There’s something else Muscat tries to ignore. He speaks of himself as a victim of violations of human rights as if he was some political prisoner, or some stateless migrant forgotten in Ħal Safi. He sues the Maltese State because the State is investigating him about crimes. The irony that he suppresses is that what the State is investigating here are crimes he is alleged to have committed as prime minister when he was prime minister. Muscat is no victim of the State. He is the State.

He says it is not right that he is treated differently, alleging that he is being victimised because of who he is. But he has made no attempt to demonstrate that, in similar circumstances, anyone else got a different decision from the courts. And even if he was able to show that, he’ll be one of many that are perplexed by some disappointing or mildly inconsistent decision of the courts, which is merely the product of the fact that the courts are manned by humans, not because anyone is out to get him.

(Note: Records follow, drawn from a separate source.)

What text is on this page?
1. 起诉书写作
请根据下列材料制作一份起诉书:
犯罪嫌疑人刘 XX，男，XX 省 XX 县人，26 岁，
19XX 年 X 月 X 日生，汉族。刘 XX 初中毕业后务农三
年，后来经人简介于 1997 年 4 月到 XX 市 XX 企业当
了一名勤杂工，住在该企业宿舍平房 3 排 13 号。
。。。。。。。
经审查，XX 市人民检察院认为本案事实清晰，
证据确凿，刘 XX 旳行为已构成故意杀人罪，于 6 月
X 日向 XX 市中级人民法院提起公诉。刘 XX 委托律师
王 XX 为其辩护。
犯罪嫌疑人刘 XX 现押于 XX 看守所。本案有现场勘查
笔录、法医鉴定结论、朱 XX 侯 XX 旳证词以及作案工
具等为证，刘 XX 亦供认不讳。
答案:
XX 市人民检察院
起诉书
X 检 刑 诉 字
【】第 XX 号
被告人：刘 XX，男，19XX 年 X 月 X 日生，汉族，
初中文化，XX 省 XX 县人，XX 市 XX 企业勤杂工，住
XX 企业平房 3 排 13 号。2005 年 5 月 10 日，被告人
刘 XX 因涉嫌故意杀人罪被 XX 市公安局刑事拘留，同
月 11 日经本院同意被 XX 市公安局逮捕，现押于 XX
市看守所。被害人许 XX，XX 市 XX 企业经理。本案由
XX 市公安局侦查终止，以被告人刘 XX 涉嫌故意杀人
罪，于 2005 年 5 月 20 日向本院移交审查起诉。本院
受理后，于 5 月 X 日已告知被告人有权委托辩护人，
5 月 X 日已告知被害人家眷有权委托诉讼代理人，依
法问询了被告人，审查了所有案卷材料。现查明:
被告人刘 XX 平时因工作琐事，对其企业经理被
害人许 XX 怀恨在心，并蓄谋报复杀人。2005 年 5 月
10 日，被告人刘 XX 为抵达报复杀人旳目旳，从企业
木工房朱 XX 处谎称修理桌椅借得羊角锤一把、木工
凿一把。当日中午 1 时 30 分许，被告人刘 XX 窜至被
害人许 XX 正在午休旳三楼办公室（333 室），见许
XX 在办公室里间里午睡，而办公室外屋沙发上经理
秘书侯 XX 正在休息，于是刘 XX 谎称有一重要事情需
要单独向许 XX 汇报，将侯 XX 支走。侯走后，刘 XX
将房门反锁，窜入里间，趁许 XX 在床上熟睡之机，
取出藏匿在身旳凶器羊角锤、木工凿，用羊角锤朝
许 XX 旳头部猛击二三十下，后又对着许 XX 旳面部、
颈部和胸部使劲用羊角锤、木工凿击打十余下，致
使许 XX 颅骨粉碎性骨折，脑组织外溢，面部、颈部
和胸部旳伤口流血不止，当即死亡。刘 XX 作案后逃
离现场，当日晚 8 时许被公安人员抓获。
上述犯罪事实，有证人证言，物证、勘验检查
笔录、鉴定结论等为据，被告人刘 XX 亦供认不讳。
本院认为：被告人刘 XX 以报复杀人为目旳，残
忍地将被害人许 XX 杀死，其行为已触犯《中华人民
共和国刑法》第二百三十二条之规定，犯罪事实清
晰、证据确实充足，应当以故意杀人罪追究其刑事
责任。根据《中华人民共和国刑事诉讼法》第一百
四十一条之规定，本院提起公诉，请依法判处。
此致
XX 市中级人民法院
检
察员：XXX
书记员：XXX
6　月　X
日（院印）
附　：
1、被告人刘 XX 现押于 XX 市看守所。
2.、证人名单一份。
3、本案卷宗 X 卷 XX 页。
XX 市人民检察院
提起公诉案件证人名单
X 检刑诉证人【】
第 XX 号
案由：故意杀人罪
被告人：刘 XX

Let it be clear that there is no suggestion that the rejections he has got from the court are in any way inconsistent with what should be expected to happen when unreasonable requests like his are made.

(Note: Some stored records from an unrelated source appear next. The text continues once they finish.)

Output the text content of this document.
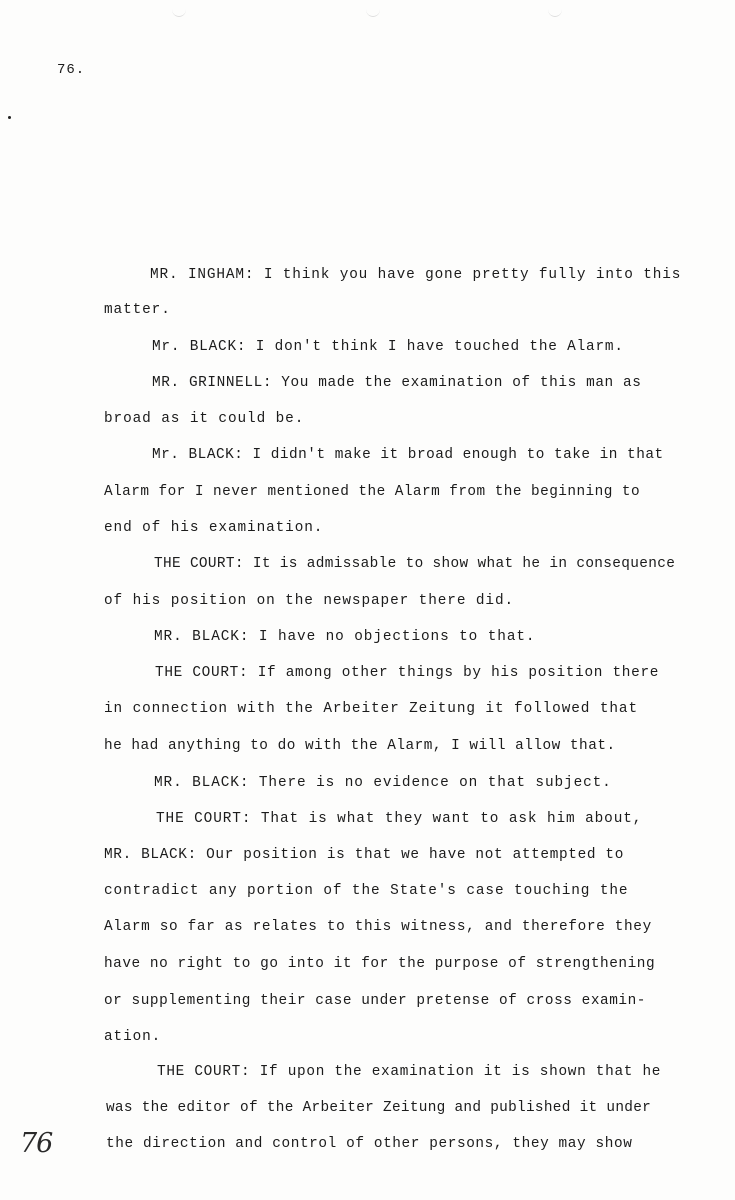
76.
MR. INGHAM: I think you have gone pretty fully into this
matter.
Mr. BLACK: I don't think I have touched the Alarm.
MR. GRINNELL: You made the examination of this man as
broad as it could be.
Mr. BLACK: I didn't make it broad enough to take in that
Alarm for I never mentioned the Alarm from the beginning to
end of his examination.
THE COURT: It is admissable to show what he in consequence
of his position on the newspaper there did.
MR. BLACK: I have no objections to that.
THE COURT: If among other things by his position there
in connection with the Arbeiter Zeitung it followed that
he had anything to do with the Alarm, I will allow that.
MR. BLACK: There is no evidence on that subject.
THE COURT: That is what they want to ask him about,
MR. BLACK: Our position is that we have not attempted to
contradict any portion of the State's case touching the
Alarm so far as relates to this witness, and therefore they
have no right to go into it for the purpose of strengthening
or supplementing their case under pretense of cross examin-
ation.
THE COURT: If upon the examination it is shown that he
was the editor of the Arbeiter Zeitung and published it under
the direction and control of other persons, they may show
76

This is what is really happening. Muscat is finding that the courts are not treating him differently from anyone else, and he expects, by some princely notion of excep­tiona­lism, to be treated differently. He expects to be exempted from the application of the law.

First, he bullied the magistrate investigating him publicly. When that didn’t intimidate her, he got the prime minister to bully her. That didn’t work either. So,  Muscat opened a constitutional case.

It’s not going grand for him, so now he’s going to the crowds, warning both the magistrate and the judge who might remove her that the crowds still support him.

Consider how Muscat unleashed his stooges last week. Jason Micallef, a government official, posted that it is time for the crowds of supporters of Muscat to show their strength in reaction to Muscat’s court losses. It was nothing short of Jean Paul Marat rhetoric, arguing for the rule of law and institutions to be short-circuited by the wilful expressions of anger of Muscat’s supporters, in the streets, maybe even inside the courtroom as well. Micallef said that “we will defend Muscat by any means possible, including by force, and the support of the people outside the courts, or wherever necessary”.

We have rapidly tumbled from “let the institutions work” to mob rule.

This is the sadness of what’s happening. Muscat is forcing judges to think about how the crowds might react to their decisions. He is blackmailing them. Having tried and failed, as prime minister, to take over the judiciary with systematic partisan appointments, he is seeking to capture the State again by force.

Consider something else Micallef wrote in reaction to the most recent court ruling against Muscat: “Now is the time. Muscat will defeat the PN and the extreme faction running it once again. They never forgave him for defeating them 10 out of 10 times, and soon they’ll make it 11.”

This is no ordinary bluster. Muscat’s message is simple. For refusing to do his bidding, the courts are being branded PN, nay, an extreme faction therefrom even. They are not institutions; they are figures of hate. In this logic, such as it is, defeating the courts is equivalent to winning an election.

In order to dodge prison, Muscat is threatening to bring the house down, to undermine democratic institutions to the point that he can replace the rule of law, if such a thing can still be said to be clinging to life, with the rule of popular opinion of him.

We should be getting seriously uncomfortable by now.